UPDATE: Mike Arrington personally apologized for the blunder on TechCrunch: “Yes, there is nothing you can say to make us feel worse. And, yes, we can never make fun of anyone doing this again without pointing back to this post.”
ORIGINAL POST: Exactly 452 people applied to the TechCrunch Disrupt Hackathon. How do we know? The organizers just sent out a blast email thanking applications for their submissions, everyone cc’ed in plain sight. “Our industry-wide nightmare of publicly disclosed email addresses continues,” says the source who passed the email along. Applicants have now been flooded with reply-alls from others joking and venting about the massive bcc fail; more than 27 responses and growing, we hear.
“Total fuck up amidst craziness of trying to plan for three times the size we expected. We feel horrible about it. The thread seems to have taken a life of it’s own and restored my faith in humanity, though!,” organizer Tarikh Karula said when Betabeat asked for comment.
The episode reminds us of when the NYC Startup Job Fair failed to blind copy applicants who had been rejected, spawning reply-all outrage and a counter-job fair.
Some sample reply-alls:
“If I never had a contact list to auction off to headhunters, I do now… =X”
“They just figured that in the spirit of social networking it’d be a good idea for us to all…uh…socialize. “
“hmm, anyone have a place where 450 others can crash for a night?”
Could someone set up a quick-and-dirty message board/forum whereby
1) people looking for other hackers to join their project can post a “stealth-version” of their idea and the type of hacker they are looking for
2) people looking for projects can post their qualifications to help the projects in “1″
This will be my first time at the hackathon and I’m torn between blazing on my project or on someone else’s project.”
“botanica bar, mulberry & houston @ 6:30 gogogo”
“They’re kind of boring, actually, except for an animated GIF of Patrick Stewart,” our original source said. “Mostly people trying to get traffic for their startup or making some other (more logical?) way for everyone to connect. It seems like #tcleakers is the hashtag of choice, tho.”
The level of irritation varied from hacker to hacker. “Dear @techcrunch, thanks for sending 400+ hackers an open email about the Disrupt hackathon. I assumed you knew how to use email. #wtf,” tweeted Alex Barbara. “Dear @techcrunch thanks for giving me the email’s of 400+ hackers for the NYC Disrupt Hackathon #TechCrunchEmailFail,” writes Bryan Beshore. “I might possibly have to change my email address due to @techcrunch disrupt #bccfail,” tweets Christian Croft.
The leak inspired some people to joke around and others to hustle. A business development staffer at a local start-up has already asked Betabeat for the list.
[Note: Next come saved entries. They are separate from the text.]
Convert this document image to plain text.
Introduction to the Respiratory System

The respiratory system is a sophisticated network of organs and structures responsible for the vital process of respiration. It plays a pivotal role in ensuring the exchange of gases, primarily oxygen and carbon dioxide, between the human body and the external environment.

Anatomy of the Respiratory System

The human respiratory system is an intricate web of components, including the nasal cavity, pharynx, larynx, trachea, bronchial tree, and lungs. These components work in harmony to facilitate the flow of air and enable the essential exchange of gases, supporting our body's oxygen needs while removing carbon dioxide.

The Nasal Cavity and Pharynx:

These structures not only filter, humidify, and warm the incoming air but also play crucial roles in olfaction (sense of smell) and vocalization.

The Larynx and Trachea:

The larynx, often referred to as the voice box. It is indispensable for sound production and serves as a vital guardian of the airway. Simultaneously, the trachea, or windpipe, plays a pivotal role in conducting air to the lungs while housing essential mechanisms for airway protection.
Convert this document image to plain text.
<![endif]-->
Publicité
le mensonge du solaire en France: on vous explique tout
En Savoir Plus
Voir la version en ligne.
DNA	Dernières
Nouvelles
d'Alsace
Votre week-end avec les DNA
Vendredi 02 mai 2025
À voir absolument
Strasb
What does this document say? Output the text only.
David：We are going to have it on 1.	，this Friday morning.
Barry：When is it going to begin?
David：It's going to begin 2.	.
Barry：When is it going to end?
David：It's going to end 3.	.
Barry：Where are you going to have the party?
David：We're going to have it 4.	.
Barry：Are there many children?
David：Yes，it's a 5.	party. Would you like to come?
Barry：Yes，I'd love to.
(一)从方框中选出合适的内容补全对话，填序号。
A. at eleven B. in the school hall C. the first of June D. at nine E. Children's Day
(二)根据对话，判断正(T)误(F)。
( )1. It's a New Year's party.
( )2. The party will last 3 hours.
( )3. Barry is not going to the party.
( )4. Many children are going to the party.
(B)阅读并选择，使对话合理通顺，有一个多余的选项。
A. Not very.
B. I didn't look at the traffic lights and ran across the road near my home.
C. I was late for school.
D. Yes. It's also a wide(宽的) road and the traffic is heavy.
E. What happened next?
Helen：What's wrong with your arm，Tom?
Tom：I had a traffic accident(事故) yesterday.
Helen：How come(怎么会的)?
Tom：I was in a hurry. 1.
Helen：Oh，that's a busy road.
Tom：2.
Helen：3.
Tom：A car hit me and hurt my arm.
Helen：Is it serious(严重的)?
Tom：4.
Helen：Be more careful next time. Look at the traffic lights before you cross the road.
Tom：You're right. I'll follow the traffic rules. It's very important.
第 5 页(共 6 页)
We also received a response to our request for forwards from an enterprising hacker whose start-up is “a perfect fit for saving the reactions to the email thread.” Some speculated that the emails were being copied into spreadsheets everywhere for future spamming.
The group also has some calling to form a coaltion. “The heavenly powers that be wanted the future leaders to be connected. Let’s stay in touch ladies and gents. We are the future!! LETS HACK,” one communications strategist wrote to the list. Another applicant started a Google spreadsheet.
UPDATE: Disrupt organizers just apologized to the list for the mistake and asked everyone to quit replying all. They’re also “removing” anyone who has replied all–we’ve emailed Mr. Korula to find out what that means, exactly.
We apologize for the email blunder earlier this afternoon.
While it has come to our attention that one of the coordinators of the hackathon had exposed our applicants email addresses, we are also aware of the nuisance the thread has become. We’d like to ask everyone at this time to stop replying all as not to negatively disrupt all 500 applicants on the list
IMPORTANT: To help manage the problem of unwanted emails we will be monitoring the thread and removing anyone who has replied all to the list of potential applicants. This will take effect within the next hour.
We appreciate your understanding and patience.
UPDATE: The threat to remove applicants who reply all is fake! It was a user posing as an organizer who admitted it to one user who had panicked. “BTW, this is fake. While I don’t want TechCrunch to look “worse” than they already do from this, I simply didn’t want to get another frick’n email. I created this account to shut everyone up, not make tech crunch look bad,” the impersonator wrote to the list.